The Family Upstairs by Lisa Jewell


891511BE-975B-4C97-B939-2852335A46F5From the New York Times bestselling author of Then She Was Gone comes another page-turning look inside one family’s past as buried secrets threaten to come to light.

Be careful who you let in.

Soon after her twenty-fifth birthday, Libby Jones returns home from work to find the letter she’s been waiting for her entire life.
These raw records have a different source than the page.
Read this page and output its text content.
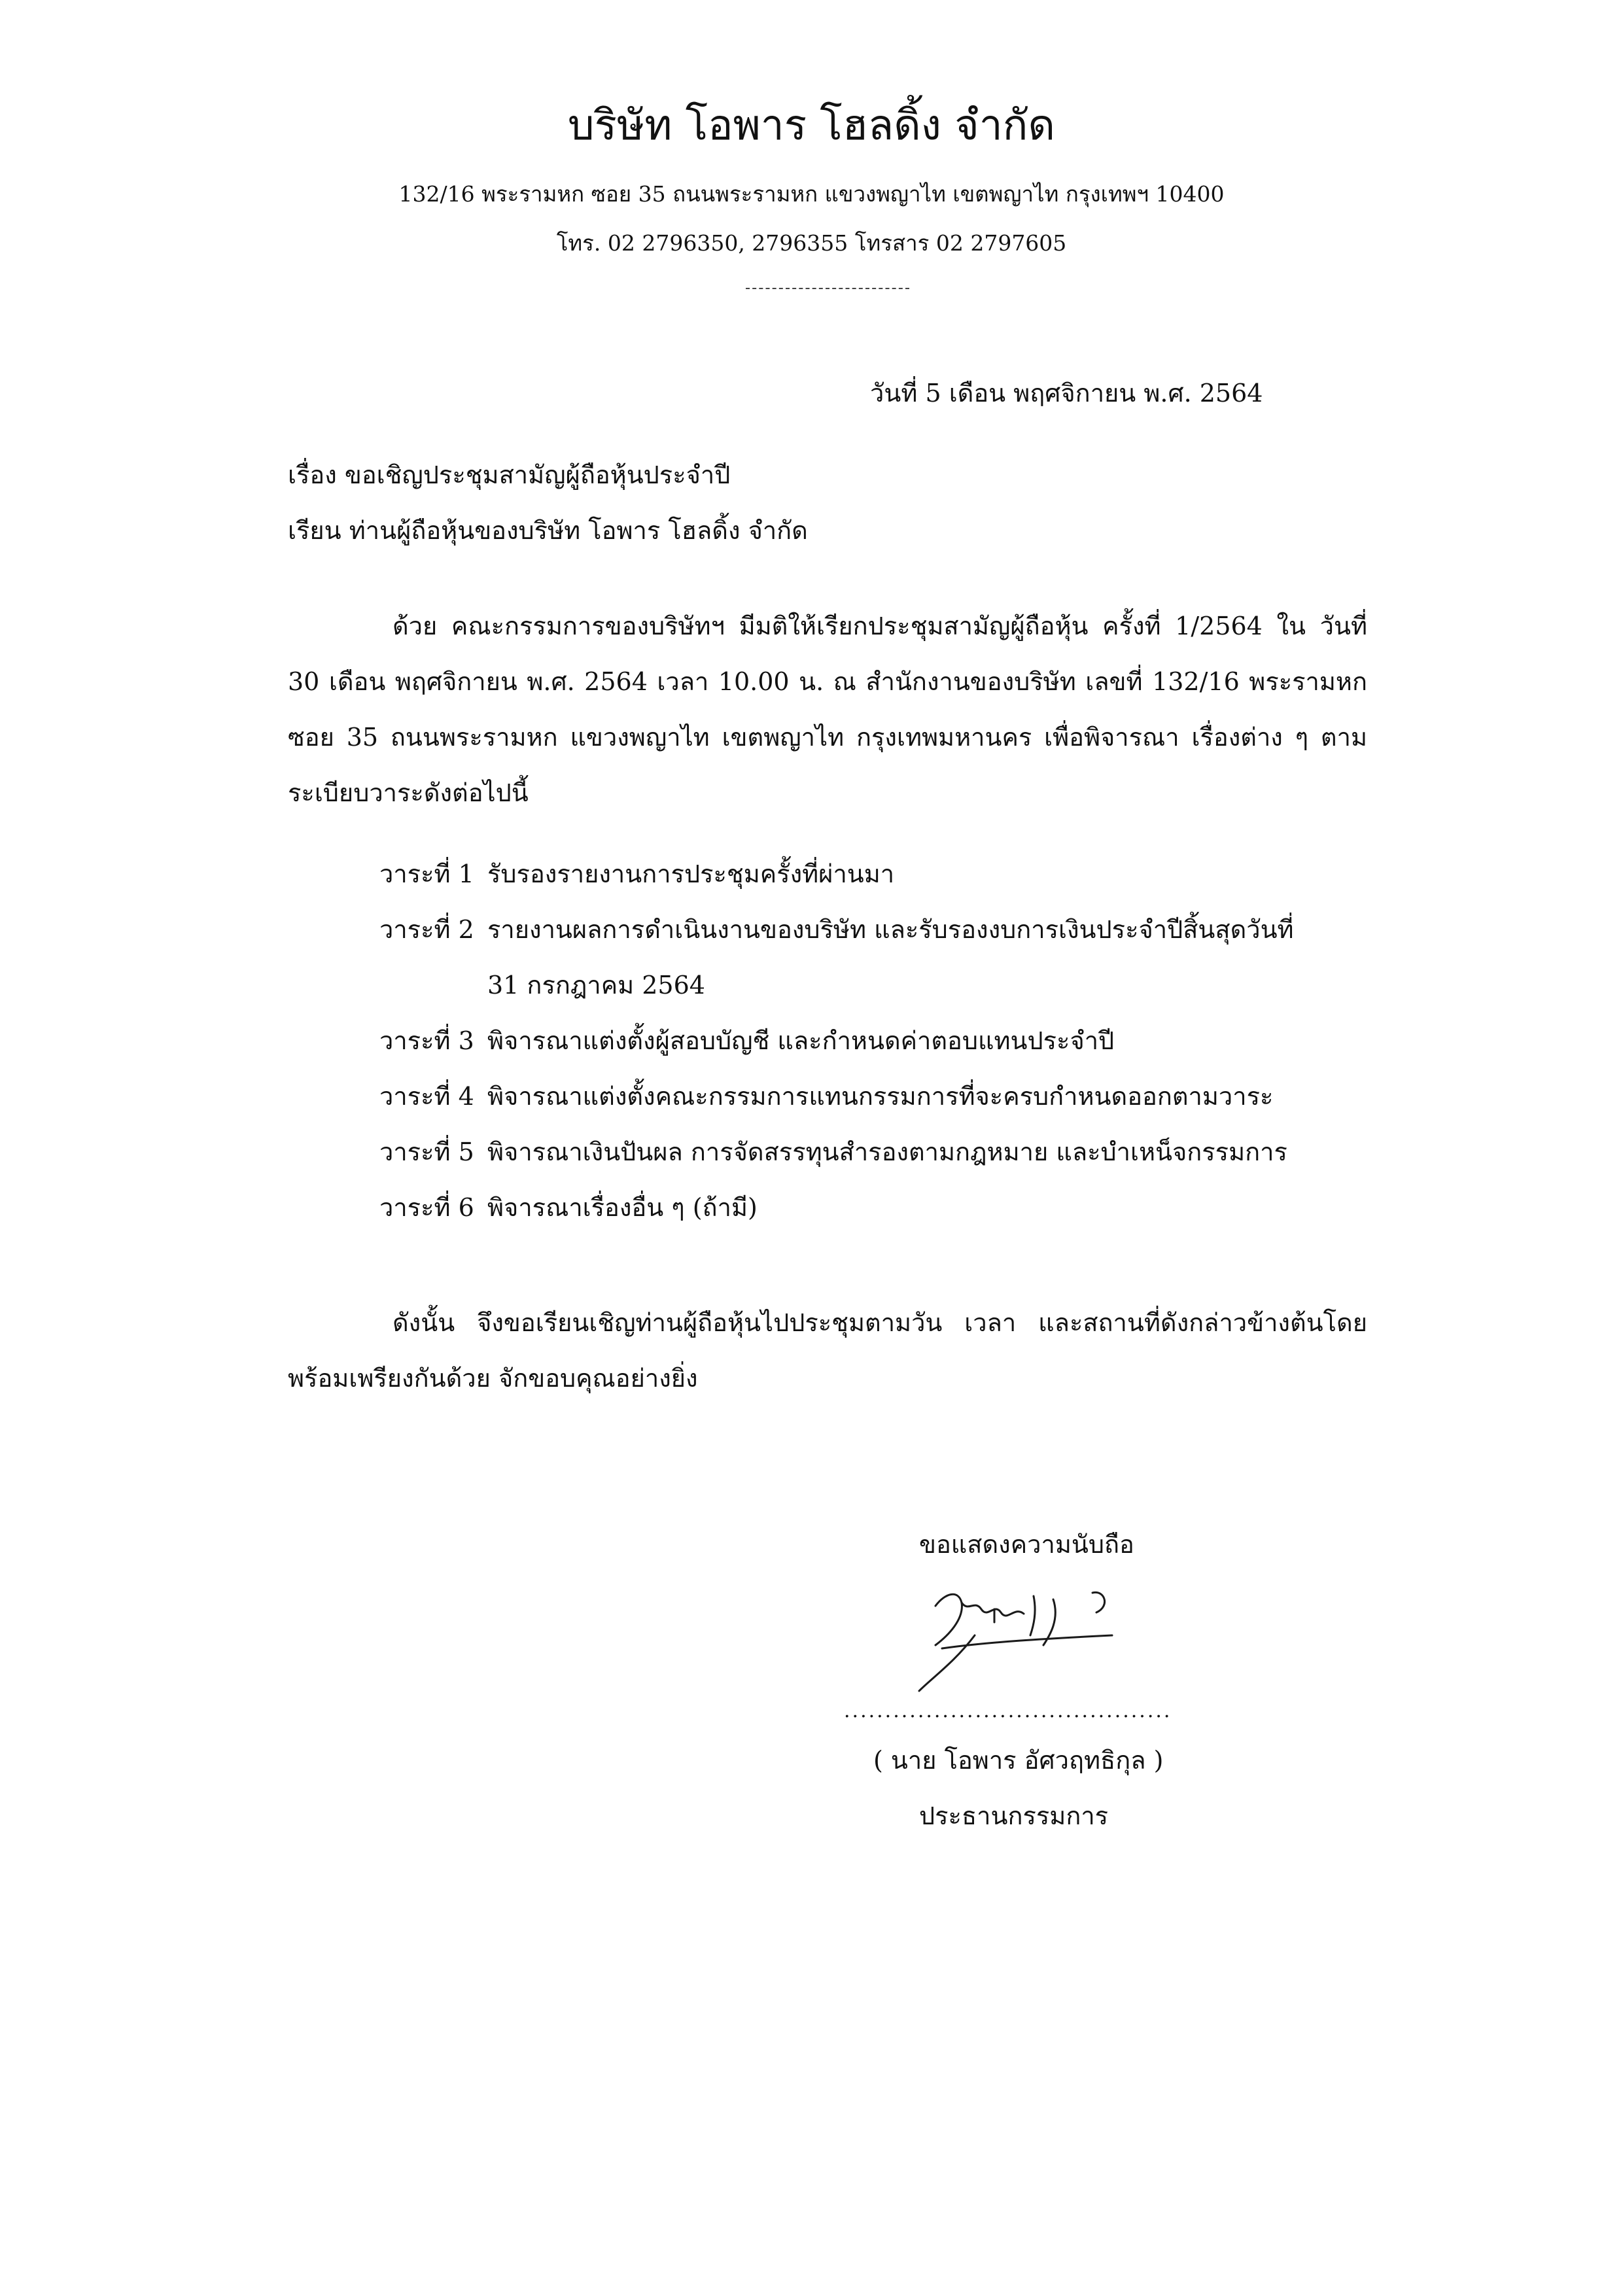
บริษัท โอพาร โฮลดิ้ง จำกัด
132/16 พระรามหก ซอย 35 ถนนพระรามหก แขวงพญาไท เขตพญาไท กรุงเทพฯ 10400
โทร. 02 2796350, 2796355 โทรสาร 02 2797605
วันที่ 5 เดือน พฤศจิกายน พ.ศ. 2564
เรื่อง ขอเชิญประชุมสามัญผู้ถือหุ้นประจำปี
เรียน ท่านผู้ถือหุ้นของบริษัท โอพาร โฮลดิ้ง จำกัด
ด้วย คณะกรรมการของบริษัทฯ มีมติให้เรียกประชุมสามัญผู้ถือหุ้น ครั้งที่ 1/2564 ใน วันที่ 30 เดือน พฤศจิกายน พ.ศ. 2564 เวลา 10.00 น. ณ สำนักงานของบริษัท เลขที่ 132/16 พระรามหก ซอย 35 ถนนพระรามหก แขวงพญาไท เขตพญาไท กรุงเทพมหานคร เพื่อพิจารณา เรื่องต่าง ๆ ตามระเบียบวาระดังต่อไปนี้
วาระที่ 1 รับรองรายงานการประชุมครั้งที่ผ่านมา
วาระที่ 2 รายงานผลการดำเนินงานของบริษัท และรับรองงบการเงินประจำปีสิ้นสุดวันที่
31 กรกฎาคม 2564
วาระที่ 3 พิจารณาแต่งตั้งผู้สอบบัญชี และกำหนดค่าตอบแทนประจำปี
วาระที่ 4 พิจารณาแต่งตั้งคณะกรรมการแทนกรรมการที่จะครบกำหนดออกตามวาระ
วาระที่ 5 พิจารณาเงินปันผล การจัดสรรทุนสำรองตามกฎหมาย และบำเหน็จกรรมการ
วาระที่ 6 พิจารณาเรื่องอื่น ๆ (ถ้ามี)
ดังนั้น จึงขอเรียนเชิญท่านผู้ถือหุ้นไปประชุมตามวัน เวลา และสถานที่ดังกล่าวข้างต้นโดย พร้อมเพรียงกันด้วย จักขอบคุณอย่างยิ่ง
ขอแสดงความนับถือ
........................................
( นาย โอพาร อัศวฤทธิกุล )
ประธานกรรมการ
She rips it open with one driving thought: I am finally going to know who I am.

She soon learns not only the identity of her birth parents, but also that she is the sole inheritor of their abandoned mansion on the banks of the Thames in London’s fashionable Chelsea neighborhood, worth millions. Everything in Libby’s life is about to change. But what she can’t possibly know is that others have been waiting for this day as well—and she is on a collision course to meet them.

Twenty-five years ago, police were called to 16 Cheyne Walk with reports of a baby crying. When they arrived, they found a healthy ten-month-old happily cooing in her crib in the bedroom. Downstairs in the kitchen lay three dead bodies, all dressed in black, next to a hastily scrawled note. And the four other children reported to live at Cheyne Walk were gone.

Get ready for it, libraries & book stores. This is going to be big.

Lisa Jewell has delivered a taut, nail-biting story of love, obsession, betrayal, and murder in a way that keeps you reading long after bedtime. Told from three perspectives – siblings Henry & Lucy and “the baby” Libby, this story winds back and forth between the 1980s/90s and the present, eventually revealing the truth about a suicide pact that killed Henry & Lucy’s parents and an unidentified man.

Relatively short chapters keep you riveted as you move between Henry’s caustic but helpless commentary on the subjugation of his family to megalomaniac David Thomsen, Lucy’s present-day struggles as a single mother and victim of an abusive relationship, and Libby’s experiences as she explores the house left to her in trust where, she learns, her “parents” died.

Jewell’s psycho-gothic story joins similar edge-of-your-seat books from Ruth Ware, AJ Finn and Gillian Flynn. Recommended.